Literary Territories argues that the literature of Late Antiquity shared a defining aesthetic sensibility which treated the classical "inhabited world," the oikoumene, as a literary metaphor for the collection and organization of knowledge.
Literary Territories introduces readers to a wide range of literature from 200-900 CE in which geography is a defining principle of literary art. From accounts of Holy Land pilgrimage, to Roman mapmaking, to the systematization of Ptolemy's scientific works, Literary Territories argues that forms of literature that were conceived and produced in very different environments and for different purposes in Late Antiquity nevertheless shared an aesthetic sensibility which treated the classical "inhabited world," the oikoumene, as a literary metaphor for the collection and organization of knowledge. This type of "cartographical thinking" stresses the world of knowledge that is encapsulated in the literary archive. The archival aesthetic coincided with an explosion of late antique travel and Christian pilgrimage which in itself suggests important unifying themes between visual and textual conceptions of space. Indeed, by the end of Late Antiquity the geographical mode appears in nearly every type of writing in multiple Christian languages (Greek, Latin, Syriac, and others). The diffusion of cartographical thinking throughout the real-world oikoumene, now the Christian Roman Empire, was a fundamental intellectual trajectory of Late Antiquity.

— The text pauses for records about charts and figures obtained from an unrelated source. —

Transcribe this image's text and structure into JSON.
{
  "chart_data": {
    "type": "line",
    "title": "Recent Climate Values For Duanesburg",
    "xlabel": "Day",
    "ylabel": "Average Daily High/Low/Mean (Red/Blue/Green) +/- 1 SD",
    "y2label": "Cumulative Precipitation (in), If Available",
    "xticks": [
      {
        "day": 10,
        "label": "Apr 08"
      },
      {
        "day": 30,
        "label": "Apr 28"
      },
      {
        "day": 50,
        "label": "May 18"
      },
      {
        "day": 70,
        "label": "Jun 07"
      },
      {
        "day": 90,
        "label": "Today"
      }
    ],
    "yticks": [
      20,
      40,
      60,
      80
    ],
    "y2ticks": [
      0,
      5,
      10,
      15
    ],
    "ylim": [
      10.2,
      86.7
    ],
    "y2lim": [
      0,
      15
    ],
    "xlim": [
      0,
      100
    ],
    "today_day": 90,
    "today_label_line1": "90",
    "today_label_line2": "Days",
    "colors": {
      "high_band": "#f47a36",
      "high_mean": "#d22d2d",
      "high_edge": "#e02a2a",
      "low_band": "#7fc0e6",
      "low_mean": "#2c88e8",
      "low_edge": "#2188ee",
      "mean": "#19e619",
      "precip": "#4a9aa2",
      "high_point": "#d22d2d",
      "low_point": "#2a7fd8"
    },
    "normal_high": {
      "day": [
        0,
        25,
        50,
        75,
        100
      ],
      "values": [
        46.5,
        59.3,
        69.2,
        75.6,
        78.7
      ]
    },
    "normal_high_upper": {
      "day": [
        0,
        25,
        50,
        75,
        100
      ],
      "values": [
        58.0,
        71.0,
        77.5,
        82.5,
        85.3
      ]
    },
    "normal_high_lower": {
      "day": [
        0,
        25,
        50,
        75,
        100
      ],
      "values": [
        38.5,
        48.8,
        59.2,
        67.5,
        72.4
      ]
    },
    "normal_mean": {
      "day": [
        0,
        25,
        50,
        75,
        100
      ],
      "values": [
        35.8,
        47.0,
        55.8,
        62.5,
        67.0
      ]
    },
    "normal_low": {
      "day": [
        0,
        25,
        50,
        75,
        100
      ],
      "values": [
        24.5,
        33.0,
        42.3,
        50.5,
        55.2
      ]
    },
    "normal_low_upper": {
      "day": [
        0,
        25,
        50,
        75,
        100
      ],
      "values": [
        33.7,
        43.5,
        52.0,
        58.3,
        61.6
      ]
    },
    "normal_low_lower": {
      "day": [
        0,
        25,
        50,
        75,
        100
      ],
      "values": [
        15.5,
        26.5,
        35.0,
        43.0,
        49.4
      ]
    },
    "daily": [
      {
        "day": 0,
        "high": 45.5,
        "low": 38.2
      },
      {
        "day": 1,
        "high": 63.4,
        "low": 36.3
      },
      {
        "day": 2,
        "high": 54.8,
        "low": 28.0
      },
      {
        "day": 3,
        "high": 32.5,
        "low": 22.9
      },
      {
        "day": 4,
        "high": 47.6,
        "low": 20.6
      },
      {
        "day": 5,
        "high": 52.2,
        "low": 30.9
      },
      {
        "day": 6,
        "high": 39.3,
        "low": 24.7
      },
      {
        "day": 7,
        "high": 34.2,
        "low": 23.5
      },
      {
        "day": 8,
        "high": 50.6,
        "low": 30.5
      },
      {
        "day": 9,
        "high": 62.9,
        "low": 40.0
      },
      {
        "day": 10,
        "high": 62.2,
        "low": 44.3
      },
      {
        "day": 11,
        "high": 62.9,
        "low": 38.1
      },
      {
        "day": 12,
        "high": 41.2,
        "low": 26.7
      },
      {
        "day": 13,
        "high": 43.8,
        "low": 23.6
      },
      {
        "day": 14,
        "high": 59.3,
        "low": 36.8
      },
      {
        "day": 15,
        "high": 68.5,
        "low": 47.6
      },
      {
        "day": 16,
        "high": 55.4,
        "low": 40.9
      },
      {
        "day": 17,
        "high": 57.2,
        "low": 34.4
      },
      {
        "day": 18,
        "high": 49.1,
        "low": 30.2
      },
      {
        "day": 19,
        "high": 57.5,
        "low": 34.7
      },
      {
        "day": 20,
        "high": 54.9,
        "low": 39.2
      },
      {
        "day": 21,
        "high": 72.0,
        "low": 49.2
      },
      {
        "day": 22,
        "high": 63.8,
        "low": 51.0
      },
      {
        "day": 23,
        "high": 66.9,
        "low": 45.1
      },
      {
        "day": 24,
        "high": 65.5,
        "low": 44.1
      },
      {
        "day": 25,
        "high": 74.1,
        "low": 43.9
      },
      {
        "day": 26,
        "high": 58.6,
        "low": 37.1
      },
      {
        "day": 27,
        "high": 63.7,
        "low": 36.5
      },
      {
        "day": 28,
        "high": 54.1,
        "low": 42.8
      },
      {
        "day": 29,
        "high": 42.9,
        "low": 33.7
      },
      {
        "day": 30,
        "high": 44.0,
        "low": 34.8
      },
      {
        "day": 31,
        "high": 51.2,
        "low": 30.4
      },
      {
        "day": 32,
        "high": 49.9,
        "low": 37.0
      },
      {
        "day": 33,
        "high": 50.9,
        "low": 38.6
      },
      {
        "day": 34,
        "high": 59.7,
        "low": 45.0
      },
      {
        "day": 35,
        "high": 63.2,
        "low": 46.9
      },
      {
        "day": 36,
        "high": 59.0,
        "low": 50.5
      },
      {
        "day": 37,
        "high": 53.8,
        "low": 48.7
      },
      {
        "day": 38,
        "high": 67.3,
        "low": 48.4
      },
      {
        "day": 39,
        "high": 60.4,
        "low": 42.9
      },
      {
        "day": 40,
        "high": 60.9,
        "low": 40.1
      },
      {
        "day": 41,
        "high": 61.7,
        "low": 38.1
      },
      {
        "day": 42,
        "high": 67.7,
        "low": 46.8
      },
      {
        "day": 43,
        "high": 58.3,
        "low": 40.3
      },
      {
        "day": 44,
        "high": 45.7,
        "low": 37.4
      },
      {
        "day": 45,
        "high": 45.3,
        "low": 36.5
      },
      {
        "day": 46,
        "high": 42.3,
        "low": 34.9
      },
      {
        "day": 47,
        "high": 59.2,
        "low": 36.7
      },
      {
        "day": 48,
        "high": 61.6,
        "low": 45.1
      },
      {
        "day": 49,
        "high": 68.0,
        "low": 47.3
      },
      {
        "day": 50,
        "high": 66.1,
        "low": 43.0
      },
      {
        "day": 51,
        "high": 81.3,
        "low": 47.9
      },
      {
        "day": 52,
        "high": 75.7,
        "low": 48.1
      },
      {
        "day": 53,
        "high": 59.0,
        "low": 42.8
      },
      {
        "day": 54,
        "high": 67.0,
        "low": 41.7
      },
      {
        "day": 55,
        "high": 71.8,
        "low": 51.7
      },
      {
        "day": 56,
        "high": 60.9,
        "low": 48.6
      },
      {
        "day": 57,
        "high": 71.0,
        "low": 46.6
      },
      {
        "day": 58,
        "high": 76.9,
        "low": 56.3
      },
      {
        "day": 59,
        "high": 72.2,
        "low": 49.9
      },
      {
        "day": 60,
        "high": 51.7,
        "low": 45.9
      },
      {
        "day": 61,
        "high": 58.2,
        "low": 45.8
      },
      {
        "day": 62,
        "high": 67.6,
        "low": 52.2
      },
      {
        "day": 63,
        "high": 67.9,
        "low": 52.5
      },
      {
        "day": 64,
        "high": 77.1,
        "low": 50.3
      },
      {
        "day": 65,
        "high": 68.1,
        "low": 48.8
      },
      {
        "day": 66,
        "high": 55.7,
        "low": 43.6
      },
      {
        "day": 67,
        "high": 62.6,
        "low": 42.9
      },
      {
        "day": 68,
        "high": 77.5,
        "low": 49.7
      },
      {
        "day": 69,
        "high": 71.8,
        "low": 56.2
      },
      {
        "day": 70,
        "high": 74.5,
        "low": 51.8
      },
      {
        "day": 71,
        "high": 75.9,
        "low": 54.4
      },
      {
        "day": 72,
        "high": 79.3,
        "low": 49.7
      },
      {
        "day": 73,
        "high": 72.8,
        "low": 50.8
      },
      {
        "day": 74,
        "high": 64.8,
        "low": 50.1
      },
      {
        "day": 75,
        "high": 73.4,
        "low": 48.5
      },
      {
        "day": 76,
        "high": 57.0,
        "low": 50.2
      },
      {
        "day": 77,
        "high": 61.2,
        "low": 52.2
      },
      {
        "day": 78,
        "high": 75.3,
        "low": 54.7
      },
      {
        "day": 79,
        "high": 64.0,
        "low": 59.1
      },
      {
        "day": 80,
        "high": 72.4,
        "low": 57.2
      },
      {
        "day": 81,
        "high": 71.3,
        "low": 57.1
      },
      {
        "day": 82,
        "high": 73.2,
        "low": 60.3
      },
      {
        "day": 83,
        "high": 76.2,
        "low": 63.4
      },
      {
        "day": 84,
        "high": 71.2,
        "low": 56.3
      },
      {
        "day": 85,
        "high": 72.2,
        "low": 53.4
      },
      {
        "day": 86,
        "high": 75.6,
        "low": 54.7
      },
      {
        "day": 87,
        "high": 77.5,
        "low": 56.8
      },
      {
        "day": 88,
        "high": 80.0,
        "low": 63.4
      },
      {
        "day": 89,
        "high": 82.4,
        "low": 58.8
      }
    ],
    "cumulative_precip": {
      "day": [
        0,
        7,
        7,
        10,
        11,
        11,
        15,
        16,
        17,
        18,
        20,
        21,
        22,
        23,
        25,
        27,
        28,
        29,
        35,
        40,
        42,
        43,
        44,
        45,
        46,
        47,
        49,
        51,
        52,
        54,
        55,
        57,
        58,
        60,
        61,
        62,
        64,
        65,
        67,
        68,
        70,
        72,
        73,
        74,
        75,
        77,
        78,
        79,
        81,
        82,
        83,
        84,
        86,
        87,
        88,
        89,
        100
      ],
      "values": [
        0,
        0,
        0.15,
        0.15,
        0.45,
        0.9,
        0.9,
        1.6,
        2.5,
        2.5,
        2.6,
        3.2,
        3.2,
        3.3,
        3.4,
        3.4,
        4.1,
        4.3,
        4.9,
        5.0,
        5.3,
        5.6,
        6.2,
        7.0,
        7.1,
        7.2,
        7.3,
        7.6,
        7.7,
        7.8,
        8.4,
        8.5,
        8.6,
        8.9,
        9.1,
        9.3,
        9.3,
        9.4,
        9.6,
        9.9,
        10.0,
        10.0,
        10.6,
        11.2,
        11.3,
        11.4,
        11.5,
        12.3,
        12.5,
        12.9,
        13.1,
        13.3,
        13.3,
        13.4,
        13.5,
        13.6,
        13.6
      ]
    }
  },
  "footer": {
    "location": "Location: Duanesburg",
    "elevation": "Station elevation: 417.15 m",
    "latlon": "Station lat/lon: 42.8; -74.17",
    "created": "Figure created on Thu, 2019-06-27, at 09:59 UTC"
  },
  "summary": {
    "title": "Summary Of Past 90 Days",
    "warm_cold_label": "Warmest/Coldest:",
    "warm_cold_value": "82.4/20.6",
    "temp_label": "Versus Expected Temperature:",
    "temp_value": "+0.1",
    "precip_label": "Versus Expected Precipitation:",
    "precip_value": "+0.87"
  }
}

In sum, Literary Territories is an important book that demonstrates handily how a "more fluid approach" to geographical literature can provide fresh insights into the astrological, astronomical, cosmographical, geographical, and topographical texts of late antiquity. It poses new questions for the study of Christianization and urbanization in Late Antiquity. Moreover, Johnson's insights into the dynamics and effects of cartographical thinking are likely to serve as springboards future research. Students of pilgrims' writings stand to benefit from the similarities Johnson detects between these works and other non-Christian travel genres ... With Johnson as navigator and fellow-traveler, the journey ahead is bound to be eye-opening.